Tema 031 - DISFARCE
BIOGRAFIA
DOCE ALGOZ DA VIDA, REALIDADE
Samuel Silva
cinandro vestiu sua roupa de festa, a calça de linho bege, a camisa de viscose preta, calçou o mocassim de nobuque, esqueceu as meias. olhou a revista, não viu as meias na foto, mas também não conseguia ver se o modelo não as usava. o mocassim era novo, talvez machucasse um pouco o pé, colocou a meia branca recém-comprada no camelódromo. axe nas axilas. um perfuminho. se olhou no espelho, penteou os cabelos com as mãos, roeu a unha e jurou mais uma vez deixar o hábito. o rádio tocava eduardo e mônica em interpretação de uma cantora um pouco mais lenta que a original.

venília escolheu sua menor calcinha, aquela uma que, na bunda, terminava onde se poderia supor começar, um pequeno triângulo branco translúciDo, repetido à frente baixa. tirou o pequeno espelho da parede e verificou o caimento da peça na bunda. satisfeita, dependurou-o no lugar. sacou o meia-taça da sacola, vestiu, acertou os peitos nas taças, empinados, carnudos. volúpia. um suspiro quase de desalento, a fada-madrinha valisere não a transformou na gisele bundchen, mas deu sua contribuição, afinal. espalhou com cautela o perfume francês do pequeno frasco que conseguiu pegar naquela promoção: um toque atrás de cada orelha, no decote do sutiã, no umbigo. para não confundir odores, poupou o sexo e as axilas, estas polvilhadas com talco da granado. vestiu o tubinho preto, ajeitou mais uma vez os peitos, mais para cima, mais juntos. lembrou de um namorado que ria de peitos estrábicos. não era o caso dela, ele sempre disse, que não era bobo nem nada e ela tinha espelho. peitos vesgos não! deu uma rápida escovada nos cabelos agora lisos e compridos. da próxima vez ia cortar bem curtinho que nem aquela artista da tv. com certeza ia ficar mais bonita do que era e talvez até como ela, a atriz. maquiou-se e desenhou os lábios em vermelho vivo, quase purpurinado. fez caras e bocas para o espelho. se mandou beijos sedutores. calçou o sapato, salto alto empinando a bunda, curvando as costas. as horas chegavam, a amiga já devia estar esperando.

cinandro saltou do ônibus um pouco distante da boate, não queria ser visto apeando do coletivo e fez ares de portar chaves de carro no bolso da calça. celular de cartão ligado e preso no cinto, relógio chacoalhando no pulso direito. carteira gorda de cartões de crédito tumorando o bolso traseiro. contou o dinheiro, separou no outro bolso o que podia gastar, o resto era reserva de eventualidade. parou no boteco, pediu uma cerveja e um conhaque. bebeu os três copos de cerveja de um gole só cada, intercalados com goles da destilada. assim gastaria menos dentro da boate, estando já provisionado de álcool. a bebida ampara a noite. entrou como césar, vindo, vendo esperando vencer, olhar panorâmico, querendo segura indiferença, pelos corpos e rostos. viu o amigo e se juntou a ele. estratégia de cachorro selvagem africano, a caça em grupo.

venília maldisse a mãe de quem acha que pedra portuguesa é bom calçamento, o piso irregular obrigando-a a caminhar com cuidado do alto dos saltos, tentando manter a postura, tentando abafar os ruidos estridentes dos saltos e saliências.

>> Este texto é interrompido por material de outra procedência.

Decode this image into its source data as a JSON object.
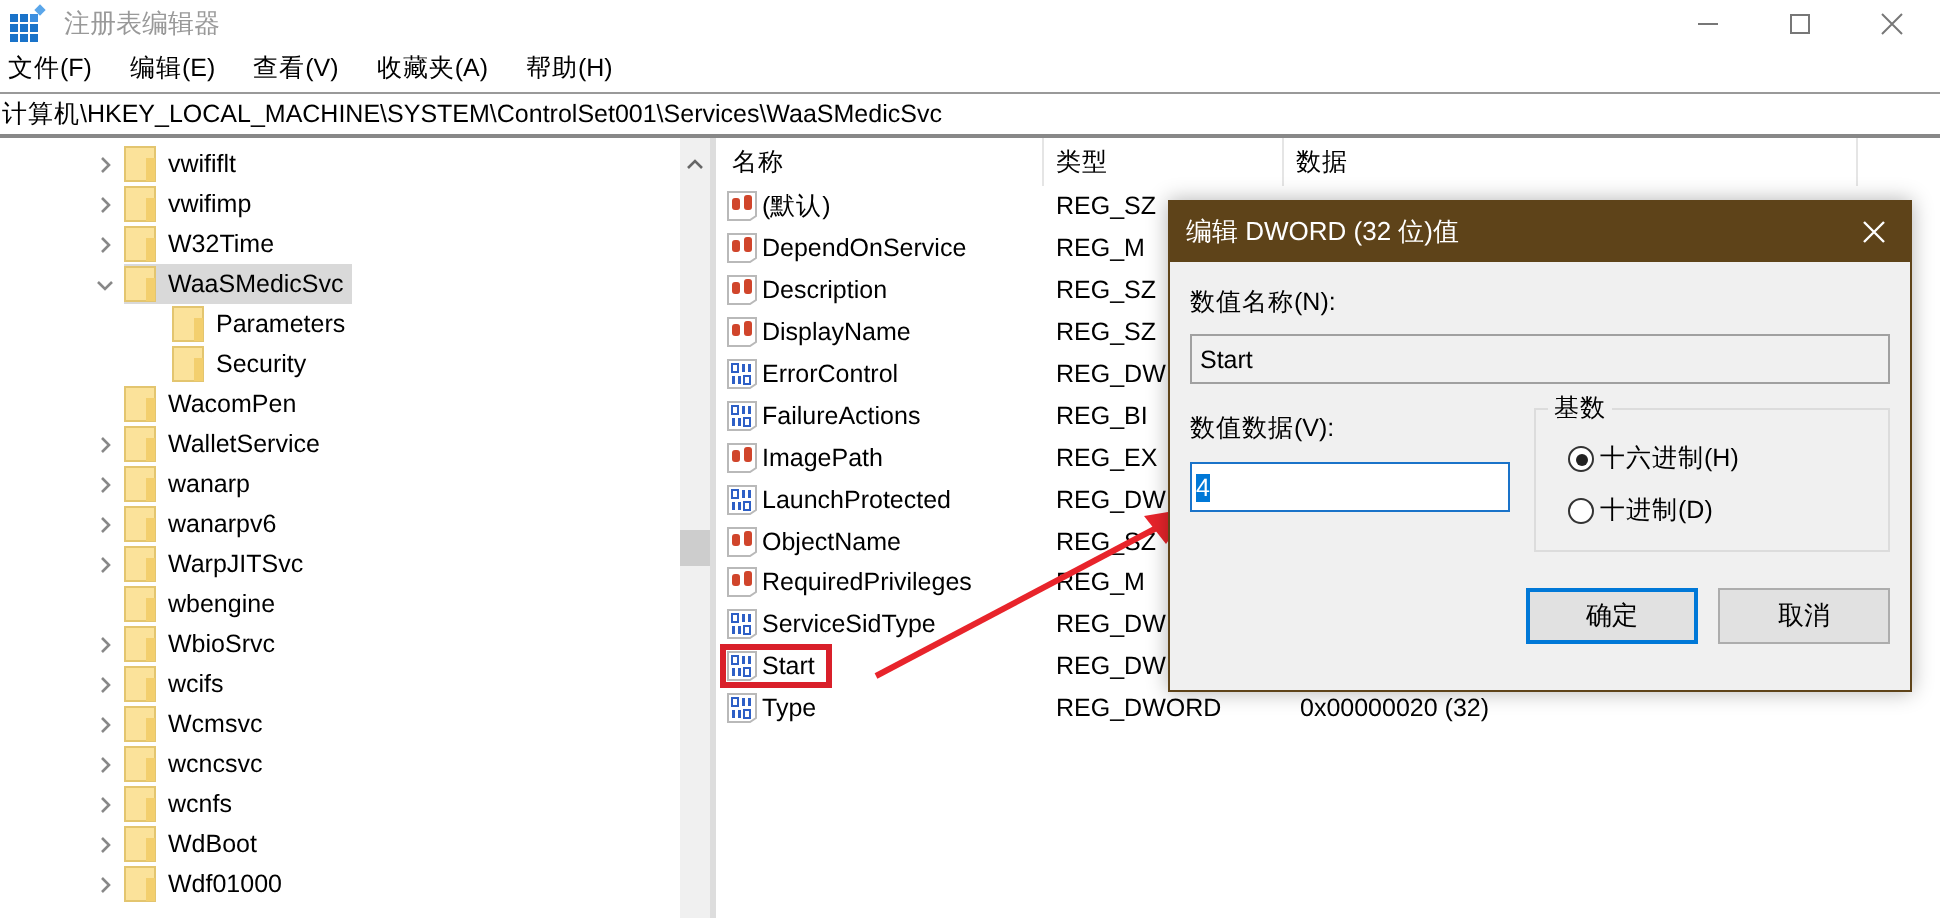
{
  "window": {
    "title": "注册表编辑器"
  },
  "menu": [
    "文件(F)",
    "编辑(E)",
    "查看(V)",
    "收藏夹(A)",
    "帮助(H)"
  ],
  "address": "计算机\\HKEY_LOCAL_MACHINE\\SYSTEM\\ControlSet001\\Services\\WaaSMedicSvc",
  "tree": [
    {
      "label": "vwififlt",
      "expanded": false,
      "selected": false
    },
    {
      "label": "vwifimp",
      "expanded": false,
      "selected": false
    },
    {
      "label": "W32Time",
      "expanded": false,
      "selected": false
    },
    {
      "label": "WaaSMedicSvc",
      "expanded": true,
      "selected": true,
      "children": [
        {
          "label": "Parameters",
          "selected": false
        },
        {
          "label": "Security",
          "selected": false
        }
      ]
    },
    {
      "label": "WacomPen",
      "selected": false
    },
    {
      "label": "WalletService",
      "expanded": false,
      "selected": false
    },
    {
      "label": "wanarp",
      "expanded": false,
      "selected": false
    },
    {
      "label": "wanarpv6",
      "expanded": false,
      "selected": false
    },
    {
      "label": "WarpJITSvc",
      "expanded": false,
      "selected": false
    },
    {
      "label": "wbengine",
      "selected": false
    },
    {
      "label": "WbioSrvc",
      "expanded": false,
      "selected": false
    },
    {
      "label": "wcifs",
      "expanded": false,
      "selected": false
    },
    {
      "label": "Wcmsvc",
      "expanded": false,
      "selected": false
    },
    {
      "label": "wcncsvc",
      "expanded": false,
      "selected": false
    },
    {
      "label": "wcnfs",
      "expanded": false,
      "selected": false
    },
    {
      "label": "WdBoot",
      "expanded": false,
      "selected": false
    },
    {
      "label": "Wdf01000",
      "expanded": false,
      "selected": false
    }
  ],
  "table": {
    "columns": [
      "名称",
      "类型",
      "数据"
    ],
    "rows": [
      {
        "kind": "string",
        "name": "(默认)",
        "type": "REG_SZ",
        "highlighted": false
      },
      {
        "kind": "string",
        "name": "DependOnService",
        "type": "REG_M",
        "highlighted": false
      },
      {
        "kind": "string",
        "name": "Description",
        "type": "REG_SZ",
        "highlighted": false
      },
      {
        "kind": "string",
        "name": "DisplayName",
        "type": "REG_SZ",
        "highlighted": false
      },
      {
        "kind": "binary",
        "name": "ErrorControl",
        "type": "REG_DW",
        "highlighted": false
      },
      {
        "kind": "binary",
        "name": "FailureActions",
        "type": "REG_BI",
        "highlighted": false
      },
      {
        "kind": "string",
        "name": "ImagePath",
        "type": "REG_EX",
        "highlighted": false
      },
      {
        "kind": "binary",
        "name": "LaunchProtected",
        "type": "REG_DW",
        "highlighted": false
      },
      {
        "kind": "string",
        "name": "ObjectName",
        "type": "REG_SZ",
        "highlighted": false
      },
      {
        "kind": "string",
        "name": "RequiredPrivileges",
        "type": "REG_M",
        "highlighted": false
      },
      {
        "kind": "binary",
        "name": "ServiceSidType",
        "type": "REG_DW",
        "highlighted": false
      },
      {
        "kind": "binary",
        "name": "Start",
        "type": "REG_DW",
        "highlighted": true
      },
      {
        "kind": "binary",
        "name": "Type",
        "type": "REG_DWORD",
        "data": "0x00000020 (32)",
        "highlighted": false
      }
    ]
  },
  "dialog": {
    "title": "编辑 DWORD (32 位)值",
    "name_label": "数值名称(N):",
    "name_value": "Start",
    "data_label": "数值数据(V):",
    "data_value": "4",
    "base": {
      "label": "基数",
      "options": [
        {
          "label": "十六进制(H)",
          "selected": true
        },
        {
          "label": "十进制(D)",
          "selected": false
        }
      ]
    },
    "buttons": [
      {
        "label": "确定",
        "default": true
      },
      {
        "label": "取消",
        "default": false
      }
    ]
  }
}
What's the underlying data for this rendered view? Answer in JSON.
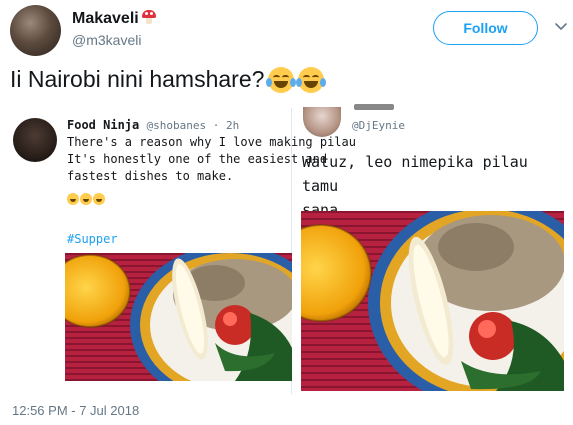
{
  "header": {
    "display_name": "Makaveli",
    "handle": "@m3kaveli",
    "follow_label": "Follow"
  },
  "tweet": {
    "text": "Ii Nairobi nini hamshare?",
    "emoji": "face-with-tears-of-joy x2",
    "timestamp": "12:56 PM - 7 Jul 2018"
  },
  "embedded": {
    "left_post": {
      "name": "Food Ninja",
      "handle": "@shobanes",
      "age": "2h",
      "lines": [
        "There's a reason why I love making pilau",
        "It's honestly one of the easiest and",
        "fastest dishes to make."
      ],
      "emoji": "smiling-face x3",
      "hashtag": "#Supper"
    },
    "right_post": {
      "handle": "@DjEynie",
      "lines": [
        "Watuz, leo nimepika pilau tamu",
        "sana"
      ]
    }
  },
  "colors": {
    "accent": "#1da1f2",
    "text": "#14171a",
    "muted": "#657786"
  },
  "icons": {
    "dropdown": "chevron-down-icon",
    "name_emoji": "mushroom-icon"
  }
}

De rabo de olho olhou a amiga e o rabo dela, empinado tal qual estaria o seu, embalado em preto como o seu, protuberante e largo, quisera fosse o seu, mas não tinha dinheiro para a meia-calça com enchimento. suspiro. não seria por falta de bunda que se perderia, mais vale borogodó e o jeito certo de usar, um e outra. sorriu o sorriso de quem espera a vitória. entraram na boate, damas até meia-noite não pagam ingresso. leoa abraça a planície de caça com olhar, seleciona as presas. suas armas não são mais garras e dentes, sim bundas e peitos. como disse um anjo negro, bocas de veludo também ajudam, mas sem os dentes.

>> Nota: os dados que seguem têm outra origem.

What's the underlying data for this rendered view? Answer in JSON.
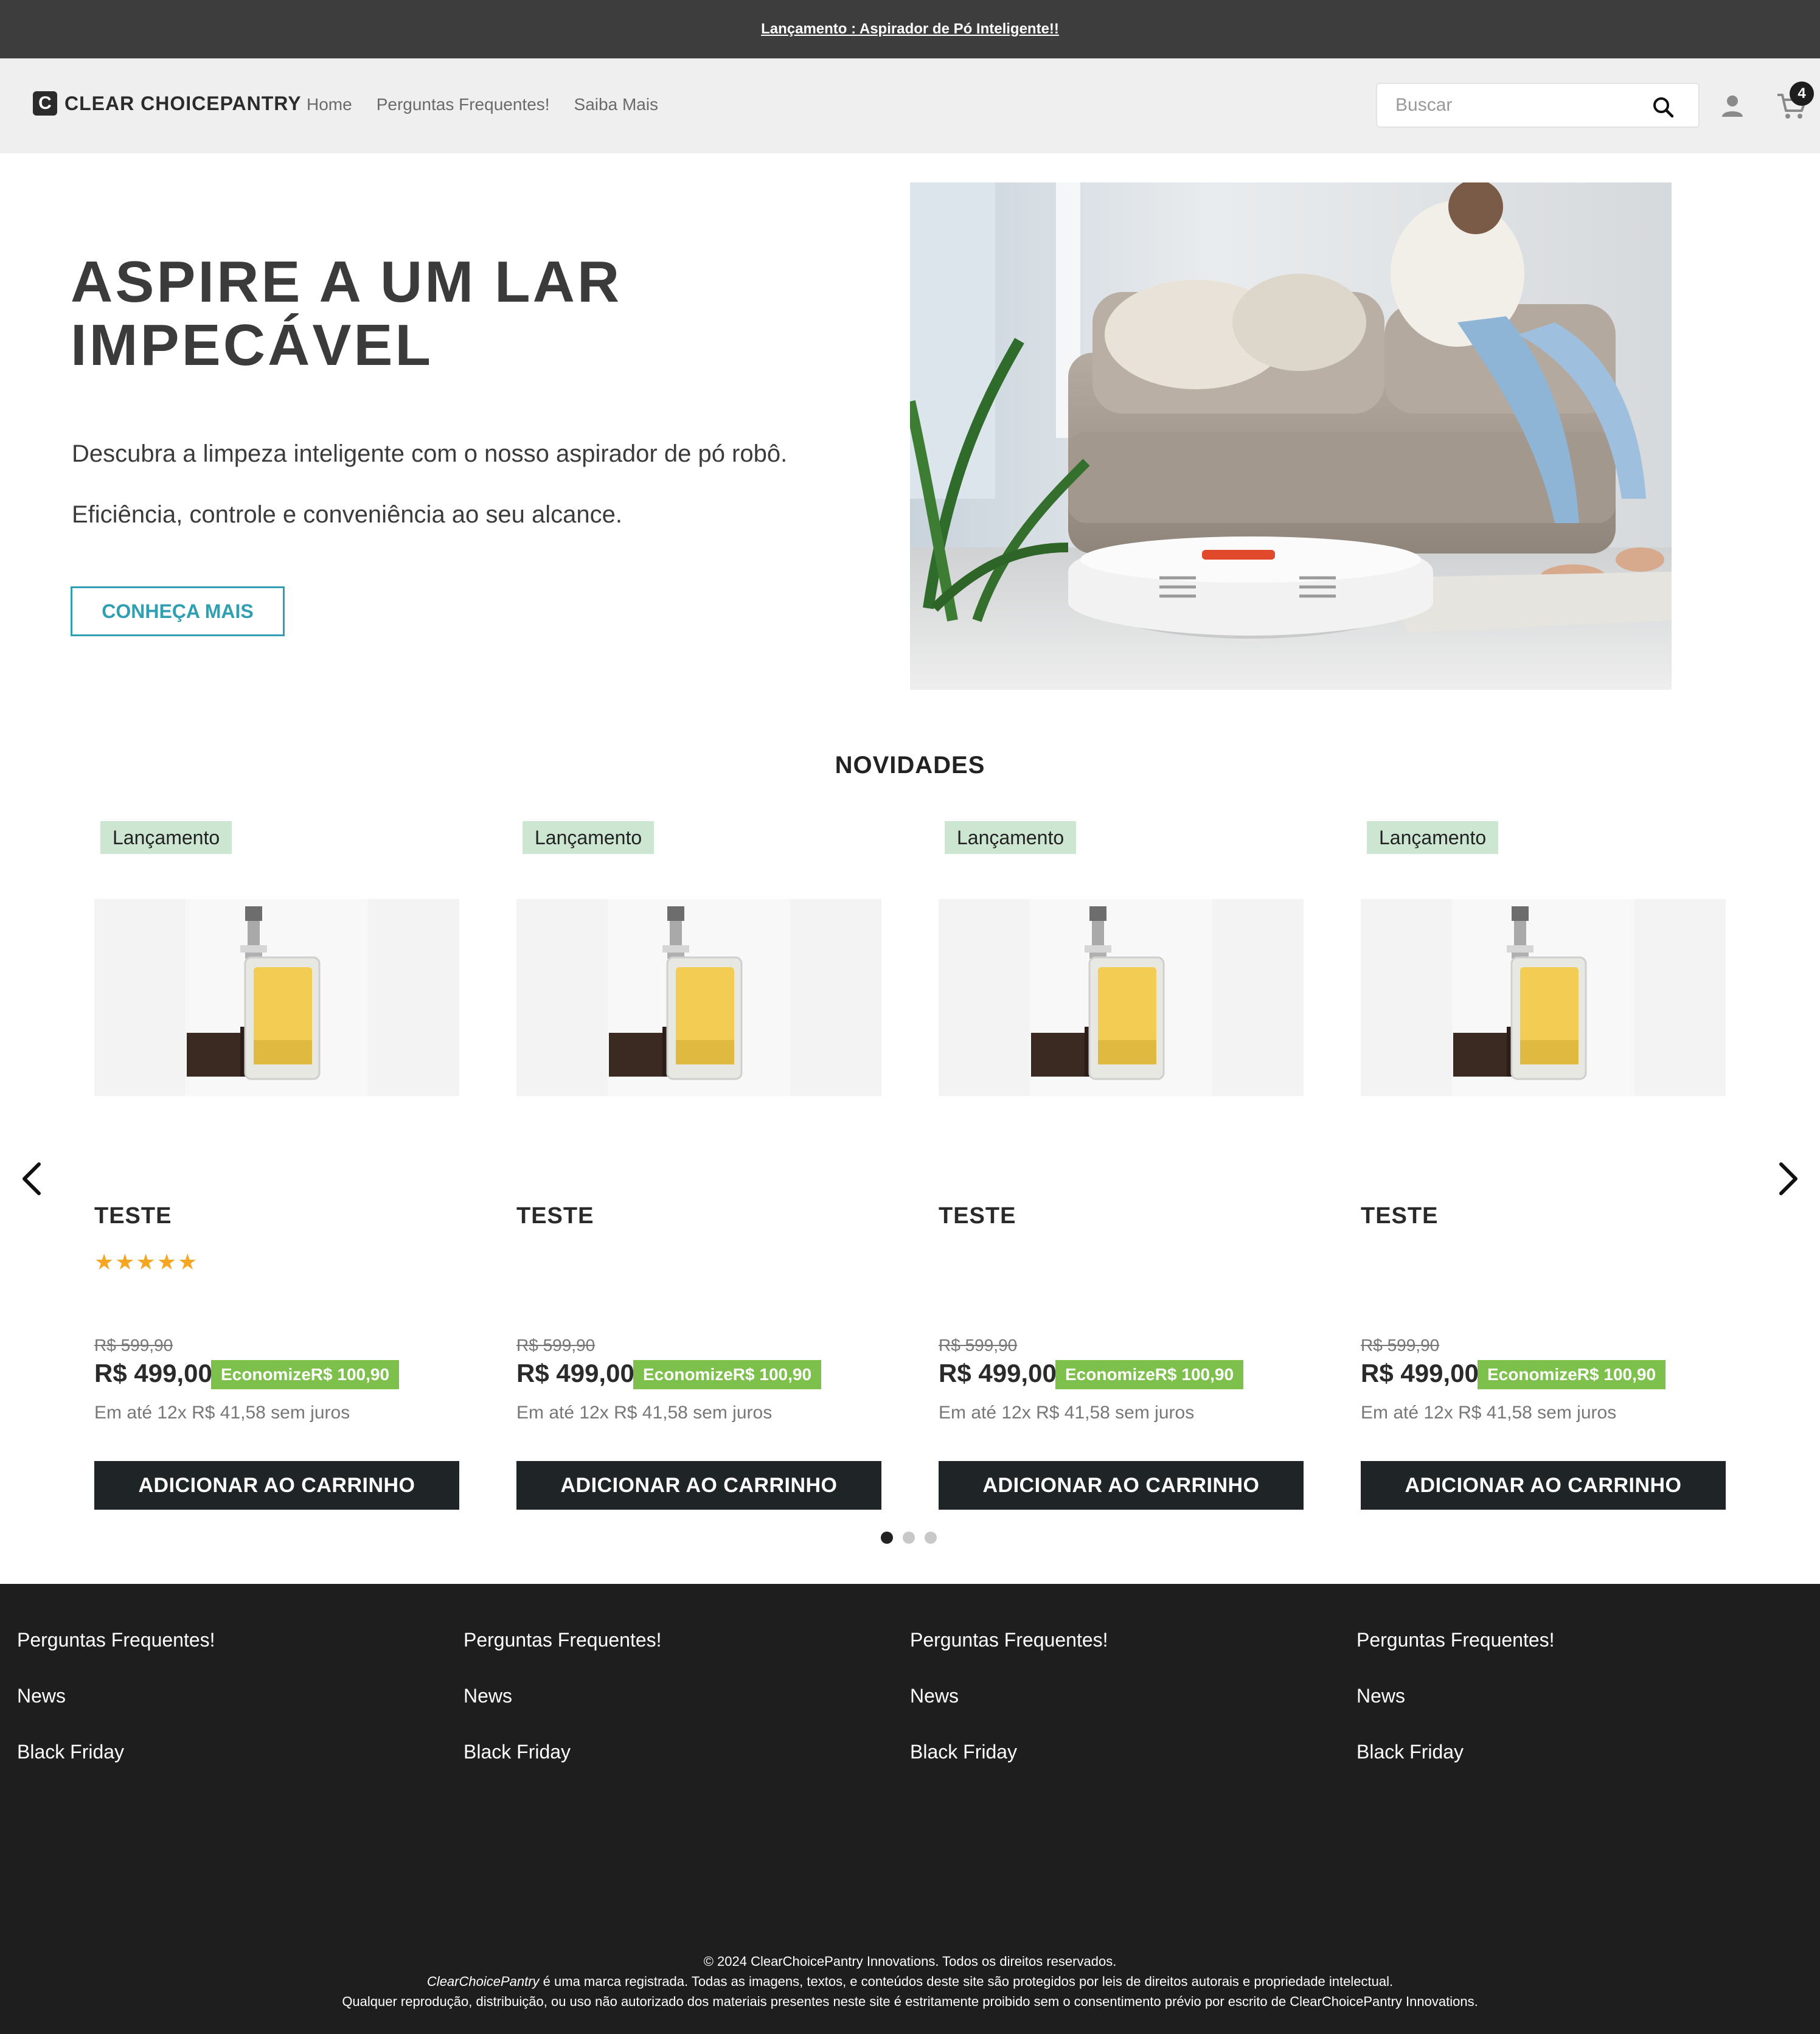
{
  "announcement": {
    "text": "Lançamento : Aspirador de Pó Inteligente!!"
  },
  "header": {
    "logo_mark": "C",
    "logo_text": "CLEAR CHOICEPANTRY",
    "nav": [
      "Home",
      "Perguntas Frequentes!",
      "Saiba Mais"
    ],
    "search_placeholder": "Buscar",
    "cart_count": "4"
  },
  "hero": {
    "title_line1": "ASPIRE A UM LAR",
    "title_line2": "IMPECÁVEL",
    "paragraph1": "Descubra a limpeza inteligente com o nosso aspirador de pó robô.",
    "paragraph2": "Eficiência, controle e conveniência ao seu alcance.",
    "button": "CONHEÇA MAIS"
  },
  "section": {
    "title": "NOVIDADES"
  },
  "products": [
    {
      "badge": "Lançamento",
      "name": "TESTE",
      "stars": "★★★★★",
      "old_price": "R$ 599,90",
      "price": "R$ 499,00",
      "save": "EconomizeR$ 100,90",
      "installments": "Em até 12x R$ 41,58 sem juros",
      "button": "ADICIONAR AO CARRINHO"
    },
    {
      "badge": "Lançamento",
      "name": "TESTE",
      "stars": "",
      "old_price": "R$ 599,90",
      "price": "R$ 499,00",
      "save": "EconomizeR$ 100,90",
      "installments": "Em até 12x R$ 41,58 sem juros",
      "button": "ADICIONAR AO CARRINHO"
    },
    {
      "badge": "Lançamento",
      "name": "TESTE",
      "stars": "",
      "old_price": "R$ 599,90",
      "price": "R$ 499,00",
      "save": "EconomizeR$ 100,90",
      "installments": "Em até 12x R$ 41,58 sem juros",
      "button": "ADICIONAR AO CARRINHO"
    },
    {
      "badge": "Lançamento",
      "name": "TESTE",
      "stars": "",
      "old_price": "R$ 599,90",
      "price": "R$ 499,00",
      "save": "EconomizeR$ 100,90",
      "installments": "Em até 12x R$ 41,58 sem juros",
      "button": "ADICIONAR AO CARRINHO"
    }
  ],
  "carousel": {
    "pages": 3,
    "active_page": 1
  },
  "footer": {
    "columns": [
      [
        "Perguntas Frequentes!",
        "News",
        "Black Friday"
      ],
      [
        "Perguntas Frequentes!",
        "News",
        "Black Friday"
      ],
      [
        "Perguntas Frequentes!",
        "News",
        "Black Friday"
      ],
      [
        "Perguntas Frequentes!",
        "News",
        "Black Friday"
      ]
    ],
    "copyright": "© 2024 ClearChoicePantry Innovations. Todos os direitos reservados.",
    "brand_italic": "ClearChoicePantry",
    "trademark": " é uma marca registrada. Todas as imagens, textos, e conteúdos deste site são protegidos por leis de direitos autorais e propriedade intelectual.",
    "reproduction": "Qualquer reprodução, distribuição, ou uso não autorizado dos materiais presentes neste site é estritamente proibido sem o consentimento prévio por escrito de ClearChoicePantry Innovations."
  },
  "colors": {
    "announcement_bg": "#3d3d3d",
    "header_bg": "#efefef",
    "accent": "#2f9fb1",
    "badge_bg": "#cde6d2",
    "save_bg": "#7dc04b",
    "button_bg": "#1f2526",
    "footer_bg": "#1e1e1e",
    "star": "#f5a623"
  }
}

oxímoro, garçom há quarenta anos fez muxôxo ao iniciar o serviço à clientela: mais um dia na noite da savana, mais um baile de carnaval, todos vestindo fantasias mortais, disfarçados para seduzir. oxímoro casou com a miss do bairro, teve filhos. sempre se usaram disfarces, ele e a esposa também o usaram, mas já não cabem mais: os cambitos folgam nas calças, a barriga foge das camisas, a roupa de don juan ficou esquecida em algum armário do tempo.